In this pilot study, we examined both the longitudinal and circumferential locations of ESD-resected ESCC lesions to determine whether there was circumferential susceptibility. Our main findings were as follows. Among the four circumferential locations, ESCC lesions were most frequently observed in the posterior wall and least frequently in the anterior wall. The median tumor size was the smallest in the anterior wall. A higher proportion of ESCC lesions in the anterior wall had an invasion depth of EP and a size less than 10 mm, and the proportion meeting both criteria was significantly highest in the anterior wall. These findings suggest that the anterior wall has a lower carcinogenic susceptibility for ESCC, whereas the posterior wall exhibited a higher susceptibility.
To date, few studies have evaluated circumferential tumor location [5]. One reason may be that it was previously difficult to identify early-stage ESCC; however, with the recent availability of endoscopes using NBI, this has become much easier [15, 16]. Early ESCC lesions often have a small circumference, making it easy to determine their circumferential location. ESD for ESCC can preserve the esophagus, enabling continued surveillance endoscopy after the resection procedure. This allows for the detection of multiple early ESCC recurrence lesions. In recent studies of ESD for ESCC, both Hazama et al. and Mitsui et al. reported the proportion of lesions in the following order (highest to lowest): posterior, right, left, and anterior [20, 21]. These studies reported that the difficulty of ESD procedures was affected by circumferential location, and thus it has become a focus of attention. Their findings, which indicate that the posterior region is the most affected and the anterior region is the least affected, are consistent with the results of our study.
This study showed that there were fewer lesions on the anterior wall than in other circumferential locations. Notably, the highest proportion of early lesions, with an invasion depth of EP and size less than 10 mm, was found in this location. The International Agency for Research on Cancer (IARC) has identified ethanol in alcoholic beverages, acetaldehyde of alcohol metabolism associated with alcoholic beverage intake, and smoking as obvious esophageal carcinogens [3]. It has also been reported to be involved in carcinogenesis by causing oxidative stress in the gastrointestinal epithelium due to stimulation by ethanol itself [22]. Although the exact mechanism remains unclear, the susceptibility to ESCC development varies depending on the site, potentially due to different exposure to carcinogens. Therefore, we speculated that there is different susceptibility in the circumference location in addition to the middle esophagus.

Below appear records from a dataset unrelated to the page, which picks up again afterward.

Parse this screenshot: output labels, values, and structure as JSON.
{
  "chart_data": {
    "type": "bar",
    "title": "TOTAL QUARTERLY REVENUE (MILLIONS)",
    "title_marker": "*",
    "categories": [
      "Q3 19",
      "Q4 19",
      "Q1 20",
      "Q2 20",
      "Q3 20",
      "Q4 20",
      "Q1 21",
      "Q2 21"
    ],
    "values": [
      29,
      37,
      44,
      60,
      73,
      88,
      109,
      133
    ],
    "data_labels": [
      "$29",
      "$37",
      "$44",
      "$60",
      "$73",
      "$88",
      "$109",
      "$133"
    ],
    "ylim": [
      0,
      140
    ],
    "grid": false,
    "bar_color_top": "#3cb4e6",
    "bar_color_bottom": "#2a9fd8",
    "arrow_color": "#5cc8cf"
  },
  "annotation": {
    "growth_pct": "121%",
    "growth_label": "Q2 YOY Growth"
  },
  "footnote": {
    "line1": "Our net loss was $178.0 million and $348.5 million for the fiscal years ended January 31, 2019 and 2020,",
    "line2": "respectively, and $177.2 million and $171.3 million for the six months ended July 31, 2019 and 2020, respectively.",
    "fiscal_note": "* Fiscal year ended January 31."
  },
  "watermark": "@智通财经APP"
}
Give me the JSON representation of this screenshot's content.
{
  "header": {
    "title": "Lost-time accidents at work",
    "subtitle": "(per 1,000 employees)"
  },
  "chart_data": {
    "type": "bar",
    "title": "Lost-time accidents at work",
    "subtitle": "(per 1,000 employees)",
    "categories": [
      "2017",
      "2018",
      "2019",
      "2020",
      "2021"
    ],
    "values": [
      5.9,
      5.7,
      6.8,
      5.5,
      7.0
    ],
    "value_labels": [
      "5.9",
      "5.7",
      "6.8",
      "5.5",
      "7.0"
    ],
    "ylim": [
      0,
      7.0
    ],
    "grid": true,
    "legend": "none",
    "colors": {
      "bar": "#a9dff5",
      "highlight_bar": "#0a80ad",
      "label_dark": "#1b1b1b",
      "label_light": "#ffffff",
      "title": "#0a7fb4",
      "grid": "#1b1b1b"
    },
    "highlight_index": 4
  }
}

Although humans often live upright or in a sitting position during the day, most tend to be in a supine position during sleep, and it is thought that saliva tends to stagnate in the esophagus. When considering the esophagus in a horizontal cross-section, it is considered that liquids such as saliva in the esophagus tend to accumulate in the posterior wall due to gravity, and the anterior wall is less frequently exposed to saliva (Fig. 2). Therefore, the fact that the lowest number of ESCC lesions were found in the anterior wall and that the highest proportion of lesions with shallow invasion depth and small size were also in this location, could be due to the low frequency of exposure of the anterior wall to the above-mentioned carcinogenic fluids (alcohol and acetaldehyde). Owing to the general curvature of the vertebrae and the positional relationship of the organs around the esophagus, the middle esophagus is often located on the dorsal side and is the area where fluid is most likely to accumulate in the supine position. Therefore, it is reasonable that ESCC lesions also occur more frequently in the central esophagus from the viewpoint of longitudinal location. Based on the results of this study, care should be taken when examining the anterior wall by endoscopy, as ESCC lesions in this location may be smaller and have a shallow depth of invasion.
This study has several limitations. First, the number of patients was small, and this retrospective study was performed in a single-center setting. Second, longitudinal tumor location was determined using endoscopy alone. This is because early ESCC, for which ESD is indicated, was the subject of the present study. They are usually not identified by esophagography or computed tomography (CT). For lesions that occupied two or more circumferential locations, the circumferential location was defined as the lesion with the longest part in the longitudinal direction. It would be desirable to analyze only lesions localized in the wall in a single direction; however, in the present study, this method would have reduced the sample size further such that sufficient analysis could not be performed. Finally, this study showed that ESCC lesions on the anterior wall were infrequent, small, and often early-stage, indicating a potential carcinogenic site in the posterior wall. However, the circumferential locations of high carcinogenesis could not be directly observed, as we focused on smaller early lesions for this study. This is supported by recent studies by Hazama et al. and Mitsui et al., which showed that the posterior wall was the most common site [20, 21]. Further studies with a greater number of cases and research from multiple institutions would confirm our results.
In conclusion, ESCC lesions in the anterior wall are less frequent, the depth of tumor invasion is shallow, and the tumor size may be small.